Mensupları kazansın ve reklamları yapılsın diye soru çalma, soru sızdırma, mülakatlara müdahale etme, mensupları devletin kademelerine yerleştirme konusunda uzmanlaştılar.

Sosyal, demokratik laik bir hukuk devleti olarak, hadi siyasi çıkar gereği bunların iç işleyişlerine pek müdahale etmediniz ve ben bunu kısmen anlarım ama siz alayını paralel devlet haline getirdiniz.

Tamam, partizanlık her siyasi iktidar döneminde oldu. Ancak bu partizanlık parti içinde kaldı.

Ve partizanlık daha çok yüksek kademelerde kısmen de düz memur atamalarında olurdu.

Ama genel anlamda, devletin kurumsal hafızası ve sorun çözme deneyimine ve liyakate önem verilirdi. Tamam kendi adamını getirdi iktidar ama kendi adamlarının içinden ehil birini getirirdi.

Şimdi partizanlığı geçtik, neredeyse bütün atamalar tarikat ve cemaatler arasında parsa dağıtma olayına döndürüldü.

Çok iyi biliyorum bundan, cemaat tarikat bağlantısı olmayan AKP’liler de rahatsız. AKP’li olmak yemiyor bir de bir cemaate bağlanmamız mı gerekiyor diyen çok.

Yani bu siyaseten de yanlış ama iktidar yanlışında ısrar ediyor. Bu ısrarın bedelini de topyekûn ödüyoruz.

Partilisi, partisizi herkes rahatsız.
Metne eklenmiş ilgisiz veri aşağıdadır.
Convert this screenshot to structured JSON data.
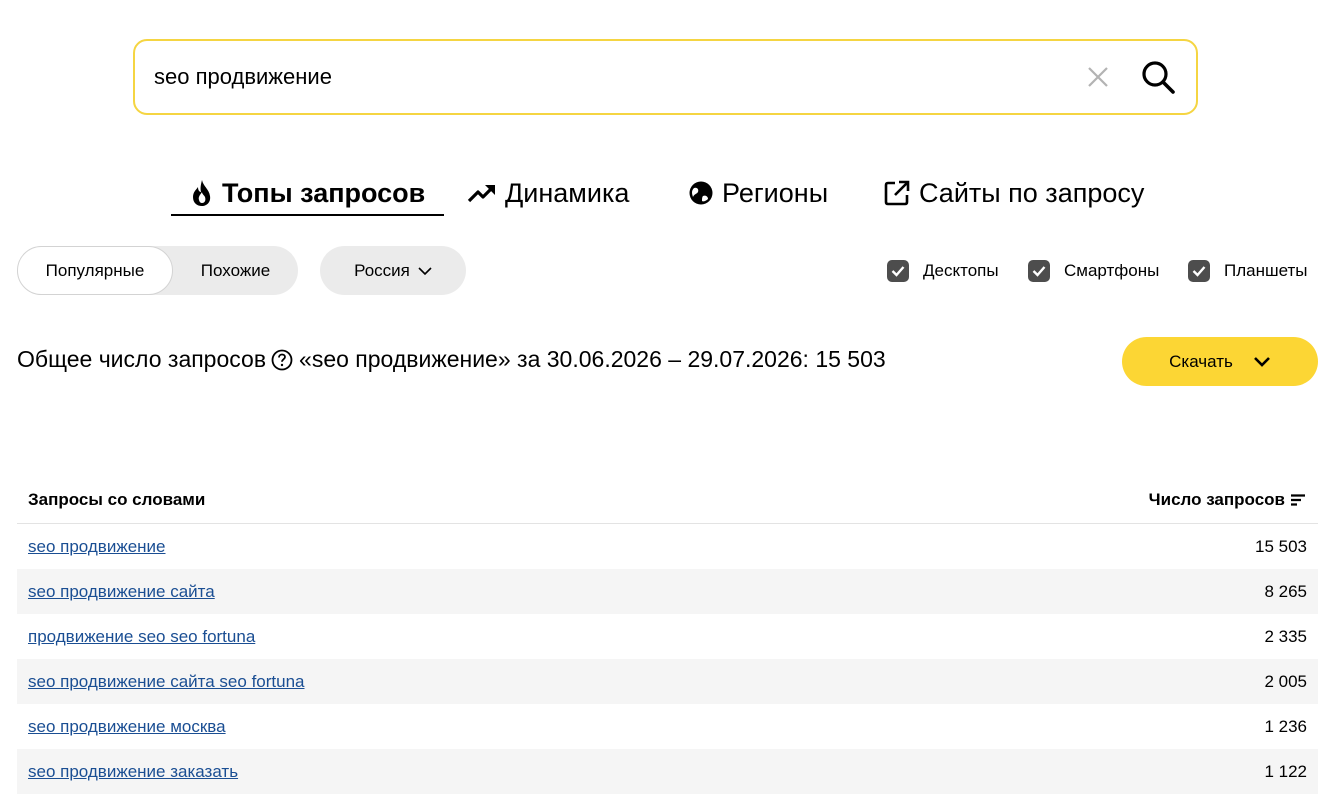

Herkes, devlete ve kurumlarına güvenini yitirdi.

Çok az bir kısmı işine geldiği için ses etmiyor ama içten içe rahatsız, rahatsız çünkü onların da ‘ya iktidar elden gider, eski defterler açılırsa korkusu ve gelecek endişesi taşıyor.

Bilirsiniz, eskiden toplumun en çok güvendiği ve asla sorgulamadığı üç kurum vardı. Bunlar ÖSYM, YSK (Yüksek Seçim Kurulu) ve Milli Piyango İdaresi’ydi.

Şimdi bu güven yerlerde sürünüyor ve haliyle herkes endişeli…

Gidenin yerine hemen birisi atandı.

Atanan tam da benim dün söylediğim gibi.

Son günlerin popüler tarikatlarından birinin ehli.

Tarikat liderine övgüler yağdırmış.

İktidar tarafından makbul görülen her türlü “sivil toplum” kuruluşunun her türlü etkinliğinde yer almış.

Son sözü Fatih Altaylı’ya bırakayım;

“Yani yine “liyakat” icraattan değil “tarikattan" geliyor.

Son yıllarda, son 20 yılda hep olduğu gibi.

Dün o tarikat veya cemaat. Bugün bu tarikat veya cemaat.

Biri bitiyor, biri başlıyor. Bittiği zannedilen de aslında bitmiyor, sırasını bekliyor.

Dön baba dönüyorlar ama asla ders alınmıyor.

“Yahu biz böyle yaptığımız için darbelerle karşı karşıya kaldık. Ülkeyi bir cemaat ele geçirip, birilerine peşkeş çekecekti. Millet canı pahasına darbeye direnmesiydi yanmıştık” demiyorlar.

Aynı yoldan devam ediyorlar.

Bir cemaatten, başka bir cemaate savruluyorlar.

Ama tarikat bağının yerine, liyakat kriterini asla koymuyorlar.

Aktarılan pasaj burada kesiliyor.